4. D'autre part, aux termes de l'annexe IV du règlement (UE) n° 2016/399 du 9 mars 2016, intitulée " Modalités d'apposition du cachet " : " 1. Un cachet est systématiquement apposé sur les documents de voyage des ressortissants de pays tiers à l'entrée et à la sortie, conformément à l'article 11. (...) 3. Lors de l'entrée et de la sortie de ressortissants de pays tiers soumis à l'obligation de visa, le cachet est, en règle générale, apposé sur la page en regard de laquelle est apposé le visa ". Aux termes de la partie A intitulée " Modalités du refus d'entrée à la frontière " de l'annexe V de ce règlement : " 1. En cas de refus d'entrée, le garde-frontière compétent : (...) c) procède à l'annulation ou à la révocation du visa, le cas échéant, conformément aux conditions fixées à l'article 34 du règlement (CE)
n° 810/2009 ". Et aux termes de l'article 34 du règlement (CE) n° 810/2009 du 13 juillet 2009 établissant un code communautaire des visas (code des visas) : " 1. Un visa est annulé s'il s'avère que les conditions de délivrance du visa n'étaient pas remplies au moment de la délivrance, notamment s'il existe des motifs sérieux de penser que le visa a été obtenu de manière frauduleuse.

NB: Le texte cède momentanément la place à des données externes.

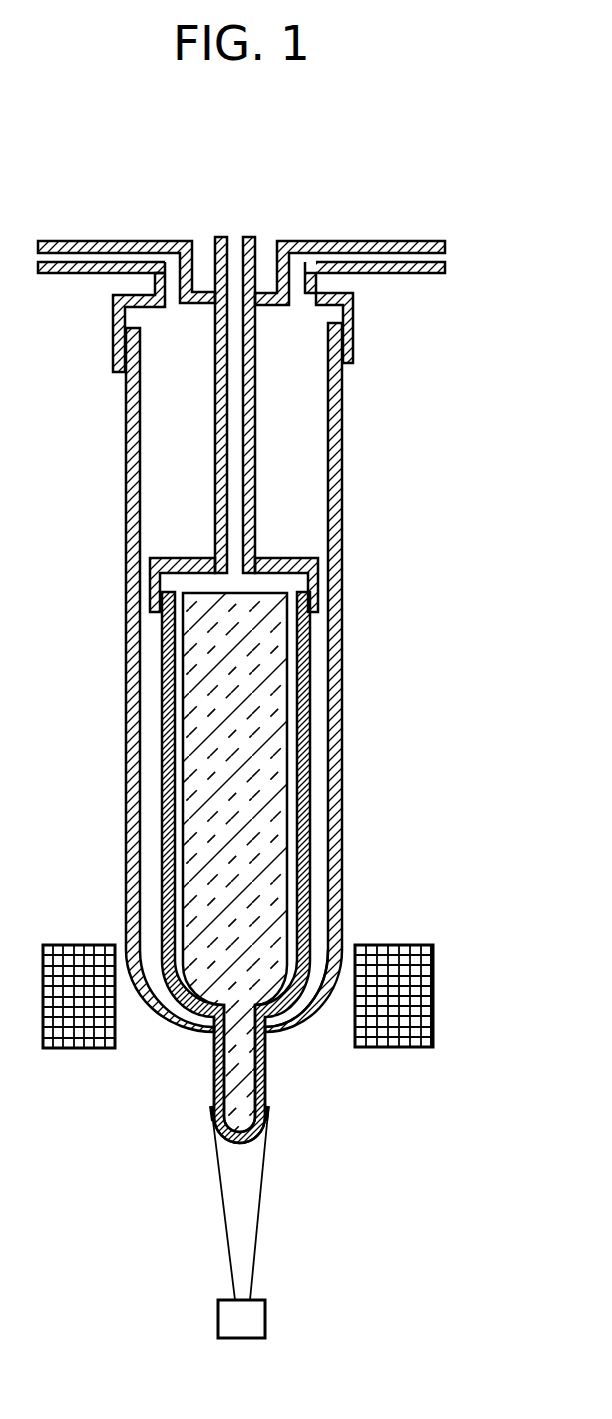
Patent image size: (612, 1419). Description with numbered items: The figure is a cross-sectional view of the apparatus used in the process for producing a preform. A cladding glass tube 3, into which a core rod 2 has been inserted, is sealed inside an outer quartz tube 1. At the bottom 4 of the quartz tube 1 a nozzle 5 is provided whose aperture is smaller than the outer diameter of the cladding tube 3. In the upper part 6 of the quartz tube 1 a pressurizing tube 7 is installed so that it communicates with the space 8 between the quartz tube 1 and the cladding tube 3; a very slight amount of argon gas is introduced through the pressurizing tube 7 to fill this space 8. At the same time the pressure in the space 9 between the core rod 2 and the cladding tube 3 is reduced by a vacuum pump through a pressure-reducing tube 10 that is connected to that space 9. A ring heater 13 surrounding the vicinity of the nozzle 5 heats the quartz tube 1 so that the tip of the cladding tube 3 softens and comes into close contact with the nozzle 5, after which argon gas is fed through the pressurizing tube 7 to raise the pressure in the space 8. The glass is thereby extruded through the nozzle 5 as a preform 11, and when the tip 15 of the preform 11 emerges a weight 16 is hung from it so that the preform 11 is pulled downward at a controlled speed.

The quartz tube 1 is at (343, 480).
The core rod 2 is at (268, 638).
The cladding glass tube 3 is at (303, 675).
The bottom of the quartz tube 4 is at (298, 1028).
The nozzle 5 is at (210, 1035).
The upper part of the quartz tube 6 is at (348, 316).
The pressurizing tube 7 is at (413, 273).
The space between the quartz tube and the cladding tube 8 is at (298, 387).
The space between the cladding glass tube and the core rod 9 is at (292, 760).
The pressure-reducing tube 10 is at (232, 243).
The preform 11 is at (263, 1082).
The ring heater 13 is at (430, 989).
The tip of the preform 15 is at (262, 1138).
The weight 16 is at (257, 1318).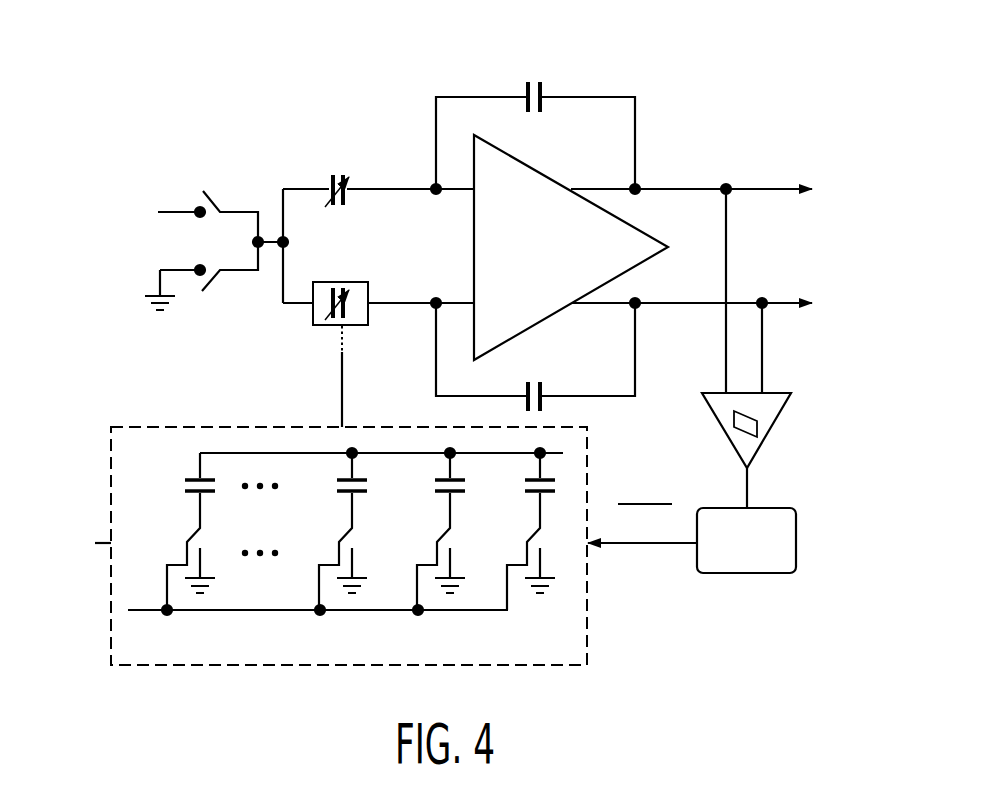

Un visa est en principe annulé par les autorités compétentes de l'État membre de délivrance. Un visa peut être annulé par les autorités compétentes d'un autre État membre, auquel cas les autorités de l'État membre de délivrance en sont informées. / 2. Un visa est abrogé s'il s'avère que les conditions de délivrance ne sont plus remplies. Un visa est en principe abrogé par les autorités compétentes de l'État membre de délivrance. Un visa peut être abrogé par les autorités compétentes d'un autre État membre, auquel cas les autorités de l'État membre de délivrance en sont informées (...) ".
5. Il appartient au juge administratif, saisi d'un recours de pleine juridiction contre la décision infligeant une amende sur le fondement des dispositions législatives précitées, de statuer sur le bien-fondé de la décision attaquée et de réduire, le cas échéant, le montant de l'amende infligée en tenant compte de l'ensemble des circonstances de l'espèce.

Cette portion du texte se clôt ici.